I am an alumna of Yale College and a descendant of slaveholders.
In our society, the first part of that sentence is a cause for celebration, and the latter a cause for silence. But both statements are true, and they are intertwined. By enslaving other human beings, my ancestors amassed wealth that, in turn, financed education. On my mother’s side, at least one person has attended Yale in each generation since the founding of the College.
It was probably because they understood the value and power of education that my ancestors — if they were like most slaveholders, and I have no reason to believe otherwise — denied even the most basic education to their slaves. Elvira. Jack. Milley. Rose. Tom. Dorcas. Judith. Chloe. Mitchell. Sam. Sambo. Gabriel. Sarah. Linda. Paul. Squire. Moll. Patt. And maybe others. For all of the Yale diplomas in my family, not a single one bore these names. Not a single one gave credit where it was, at least partially, due.

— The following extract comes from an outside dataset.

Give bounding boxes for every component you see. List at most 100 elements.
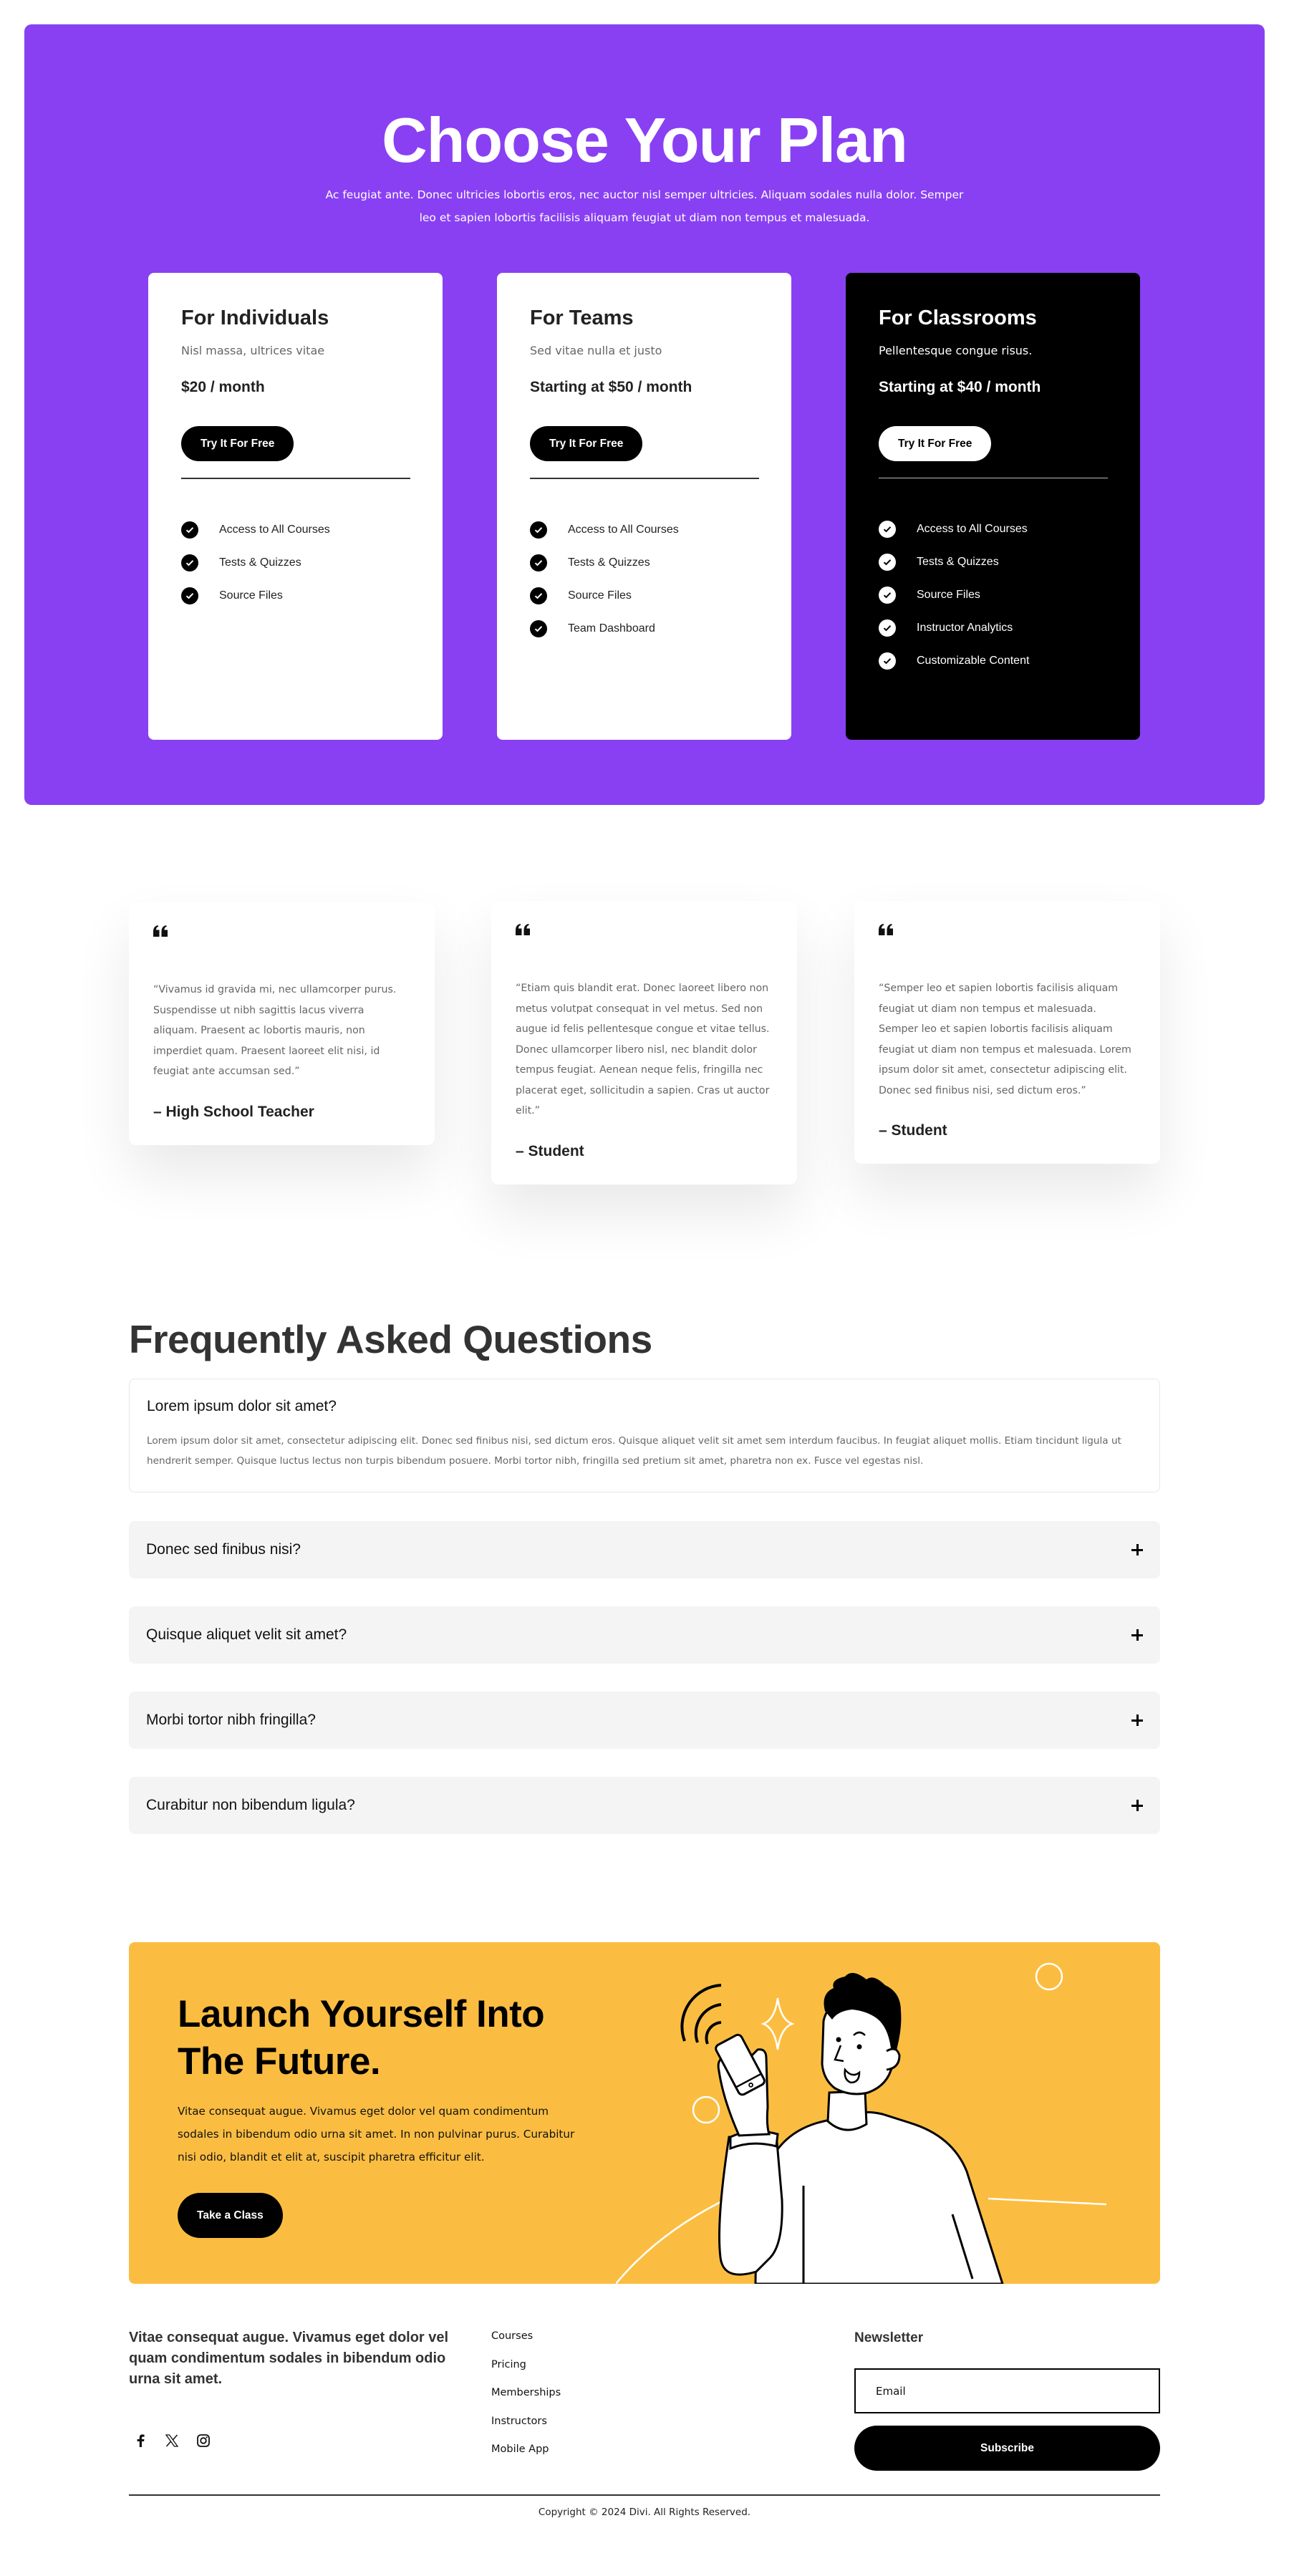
- facebook-icon[interactable]: [133, 2433, 148, 2448]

The last proceeds of my family’s slave ownership were spent long ago. But my ancestors left me a different kind of inheritance. I grew up in a family of highly educated people. I received the gift of belonging, of walking onto the Yale campus and knowing that it really was built for people like me. These gifts added to the gifts common to nearly all white Americans and denied to nearly all black Americans descended from slaves: the gift of knowing one’s history and origins; of seeing one’s culture, morality and physical appearance favorably portrayed; of getting the benefit of the doubt, even when acting stupidly or illegally; and of deciding when to think about race, or deciding that we’d rather not.
These gifts were useful at Yale, particularly at times when the campus and the coursework seemed daunting. Looking back, I feel fortunate that everyone in power — from my residential college leadership, to my professors, to the administration — seemed genuinely committed to my success. For me, Yale was a community.
Yale was not the same type of community for many of my black peers, who faced all of the same challenges that I did, and many more I did not. While they may have had their supporters, black students faced a daily battle against an institution and a student body that was subtly or overtly hostile to their presence on campus. At orientation, there was the Pierson welcome dinner my friends later called the “plantation dinner”: we mostly white students were served by all black, bowtie-clad servers. On Old Campus at night, there were gates that were held open as I approached, but hurriedly shut in the faces of black students who “didn’t look like they went to Yale.” There were questions about why “all the black students” sit together in Commons (uttered by white students sitting together in Commons). There were MLK-day “ghetto” parties at white fraternities. There were professors who did not look like black students, who mispronounced their names or confused them with other black students they did not resemble. There were people they were meant to call “Master,” and rooms known, not long ago, as the “Slave Quarters.” There was a college named after John C. Calhoun. That was not the only thing — for some people, it was not even the worst thing. But there was that, too.
Renaming Calhoun College will not change the discriminatory nature of the American education system. Renaming the college will do little for black people whose potential contributions to American society have been underestimated, written off and precluded. These people were never seen as students, much less students bound for Yale. But for black students who do make it to Yale — the ones who survive this system and thrive in spite of the obstacles it presents — renaming Calhoun may make the Yale environment slightly more welcoming. This step would not be the end of our work. It would not be sufficient. But it would be a reasonably good place to start.
Those who oppose renaming the college argue that we should not hold Calhoun to anachronistic moral standards. We should not negate his less controversial accomplishments. We should not “erase” history in a misguided attempt to avoid uncomfortable conversations.
Here is my proposal: If we must keep Calhoun’s name on the college, then let’s also honor the contributions of the human beings he enslaved. Let’s cover the walls with their names. Let’s write them large. Let’s chisel them into the stone.
In his Freshman Address this year, Dean Holloway urged students to recognize the people — “coaches, professors, administrators, custodians” — whose “sacrifices have brought [them] here.” Why do any less for the people whose lives, and whose children’s lives, were stolen and torn apart so that Calhoun could succeed? That is not erasing history — it is telling it more completely.